Et soudain un homme qui gagnait la sortie est là, tout près, qui oblique pour venir saluer Louise.

« Madame Grimaud ! », fait-il, jovial, « Je ne m’attendais pas à vous trouver dans le quartier ! »

Le visage de Louise s’est éclairé. Elle va se lever, mais le nouveau-venu s’empresse.

« Ne bougez pas, ne bougez pas ! »

Il a attrapé la main de Louise et la garde ainsi, longuement, enfermée dans les deux siennes.

« Xavier Germain, directeur de la Protection judiciaire de la jeunesse. », dit-elle en se tournant vers Gérard Sevin qui écarquille les yeux.

Puis, vers l’homme qui n’a pas lâché sa main :

« Gérard Sevin, directeur de la recherche et du développement d’Alsthom.

- De la … ? Police judiciaire ? », demande Gérard Sevin en regardant les lèvres de Louise.

« Non, pas tout-à-fait ! », réplique, en riant, l’homme que Louise a appelé Xavier Germain.

« De la -protection- judiciaire … », reprend Louise en articulant soigneusement, «…Ils s’occupent des mineurs, de leurs émotions, tu vois ? De leurs sentiments… Ils essaient de remettre d’aplomb les jeunes qui vont mal.» 

Elle a retiré sa main de celles de Xavier Germain, la pose sur son cœur et, sèchement :

« Cherche pas, tu connais pas… »

Xavier Germain, qui semble ne pas avoir prêté attention à la sécheresse de l’échange entre Louise et cet homme, à sa table, s’exclame, les yeux brillants :

« Vous m’avez tiré une sacrée épine du pied, hein ! Je vous dois une fière chandelle ! ...Je sors d’une réunion au ministère.

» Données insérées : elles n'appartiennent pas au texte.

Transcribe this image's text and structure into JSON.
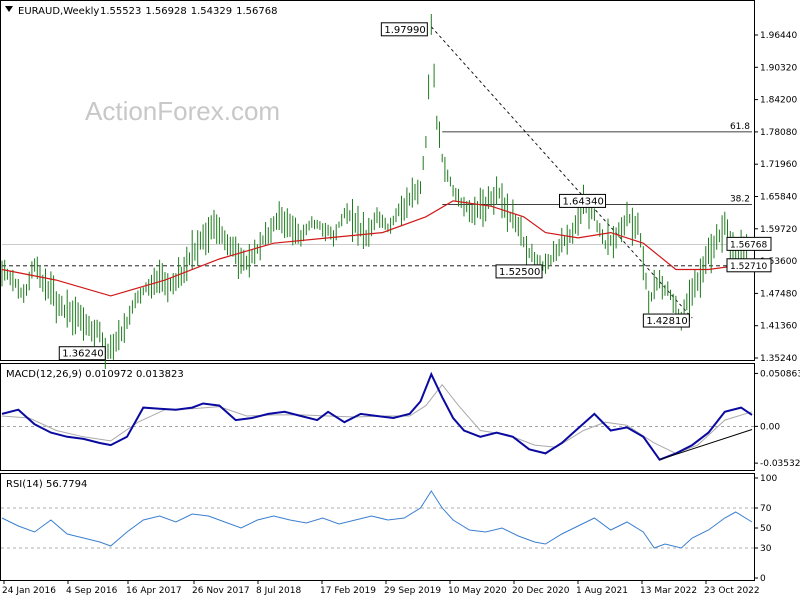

Je vous raconterai… Je peux vous inviter à déjeuner ? Ça me ferait plaisir… »

Et Louise, instantanément :

« Quels jours vous me proposez ?»

Xavier Germain  a tiré son smartphone de son pardessus et balaie l’écran des yeux.

« Mardi la semaine prochaine ? Ou alors dans trois semaines, le lundi… Ou ce soir, après tout, si vous êtes libre ?

-          Ce soir, d’accord… »

 Louise s’est levée.

« Vous partiez ? Je vous accompagne jusqu’au métro ?

-          Volontiers. »

Déjà Xavier Germain écarte les chaises et lui tend son manteau. A Sevin, Louise fait un signe d’adieu nonchalant. Lui, la bouche ouverte, n’en croit pas ses yeux.